Make big bets and validate them quickly. You don’t have time to do widespread market mapping; use your experience and market instinct to identify valuable places in the market space, and then focus on rapid validation.
It will be possible for this process to result in identifying that there are no viable options; preserving your cash and your investor’s cash and being honest about the circumstances may position you best for the future. Those investors will remember that you respected their investment, and if you did not.
The objective of this process is to identify products and services and market niches into which you can generate revenue, then quickly triage and streamline both the development, fulfillment, and sales and marketing processes to preserve cash. Once basic stabilization has been accomplished, you likely have a defined runway of time before you run out of cash. If you are cash flow positive at this point, congratulations, you are in better shape than many but still may find the rest of this set of exercises useful.
Using your defined runway, you are either in a situation where you have products that can sell or you are not. If not, the challenge is first to identify pivots through customer discovery to identify new product / market fit combinations to sell. Ideally, these will be pivots from your previous core products that utilize some already development elements or adaptations of existing products for new market segments.
The steps of product / market validation and business model validation can also be streamlined. The focus is not so much on perfecting a product / market fit for the sake of future margin, optimal market placement, minimal churn and the other facets of ensuring strong Lifetime value to customer acquisition cost ratio as it is on simply finding products that sell and generate some positive cash flow to keep the lights on and the core employees paid. The objective is at least more runway.

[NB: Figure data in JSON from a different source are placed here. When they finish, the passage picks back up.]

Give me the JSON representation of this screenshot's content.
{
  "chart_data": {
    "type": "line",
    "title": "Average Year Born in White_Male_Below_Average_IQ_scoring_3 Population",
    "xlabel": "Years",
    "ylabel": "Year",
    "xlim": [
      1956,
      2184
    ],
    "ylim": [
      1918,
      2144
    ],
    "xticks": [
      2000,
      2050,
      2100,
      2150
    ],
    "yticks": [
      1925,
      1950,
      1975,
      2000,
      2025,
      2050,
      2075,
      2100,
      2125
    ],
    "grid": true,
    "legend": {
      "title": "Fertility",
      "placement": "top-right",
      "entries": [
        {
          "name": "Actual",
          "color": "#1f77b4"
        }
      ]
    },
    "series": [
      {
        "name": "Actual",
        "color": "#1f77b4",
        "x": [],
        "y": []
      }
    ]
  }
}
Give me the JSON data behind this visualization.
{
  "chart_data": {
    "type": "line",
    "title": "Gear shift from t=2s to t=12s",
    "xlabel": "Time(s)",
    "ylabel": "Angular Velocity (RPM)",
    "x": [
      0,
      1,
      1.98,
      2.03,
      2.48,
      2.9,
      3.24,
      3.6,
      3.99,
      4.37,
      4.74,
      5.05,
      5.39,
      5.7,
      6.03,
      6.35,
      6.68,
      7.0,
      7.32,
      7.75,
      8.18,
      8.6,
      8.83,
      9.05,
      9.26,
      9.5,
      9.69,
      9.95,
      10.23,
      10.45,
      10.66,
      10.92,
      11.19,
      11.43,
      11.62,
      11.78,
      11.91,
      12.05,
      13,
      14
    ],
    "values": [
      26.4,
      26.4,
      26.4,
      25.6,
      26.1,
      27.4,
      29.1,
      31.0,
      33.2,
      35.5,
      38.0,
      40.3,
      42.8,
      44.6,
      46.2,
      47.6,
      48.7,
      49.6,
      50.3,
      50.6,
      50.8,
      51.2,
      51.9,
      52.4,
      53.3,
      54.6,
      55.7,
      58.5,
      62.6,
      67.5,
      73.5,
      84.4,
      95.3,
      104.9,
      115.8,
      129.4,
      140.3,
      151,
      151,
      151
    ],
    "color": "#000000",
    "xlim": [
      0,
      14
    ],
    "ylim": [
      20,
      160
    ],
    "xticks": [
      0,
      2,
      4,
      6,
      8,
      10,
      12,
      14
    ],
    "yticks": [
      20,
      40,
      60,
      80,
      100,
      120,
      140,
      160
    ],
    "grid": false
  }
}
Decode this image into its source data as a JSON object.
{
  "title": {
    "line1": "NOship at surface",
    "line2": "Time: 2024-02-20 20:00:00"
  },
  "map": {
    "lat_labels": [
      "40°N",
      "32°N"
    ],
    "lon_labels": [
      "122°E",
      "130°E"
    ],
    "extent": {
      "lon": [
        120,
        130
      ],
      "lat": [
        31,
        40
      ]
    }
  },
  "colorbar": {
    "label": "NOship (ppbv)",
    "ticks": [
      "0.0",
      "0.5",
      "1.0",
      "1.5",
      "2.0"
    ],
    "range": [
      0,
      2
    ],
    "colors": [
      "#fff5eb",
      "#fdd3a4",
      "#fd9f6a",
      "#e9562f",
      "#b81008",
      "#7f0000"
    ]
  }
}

Rebuilding and growing from this situation will involve steadily adapting out of this streamlined state back to achieving strong customer value delivery, appropriate gross margins, minimal churn, and appropriate LTV:CAC ratios. Along the way, you may pass through additional disruptions – another wave of the virus prompting another shutdown or financial events in one segment of the economy triggering rapid change in another, or possibly differing economic and health conditions from one geography influencing yours. It is also likely that the process of transitioning from cash flow neutral but de-optimized for growth back to growth will have to be iterative.
Each of these steps require different ways of thinking, different skills, and different focus from each other. As a veteran of over a dozen turnaround initiatives often in high-growth companies, I can say with experience that one of the greatest challenges to a crisis is finding the objectivity to abandon what isn't working, move beyond entrenched ideas and pet projects, and use what data you have to guide objective decisions.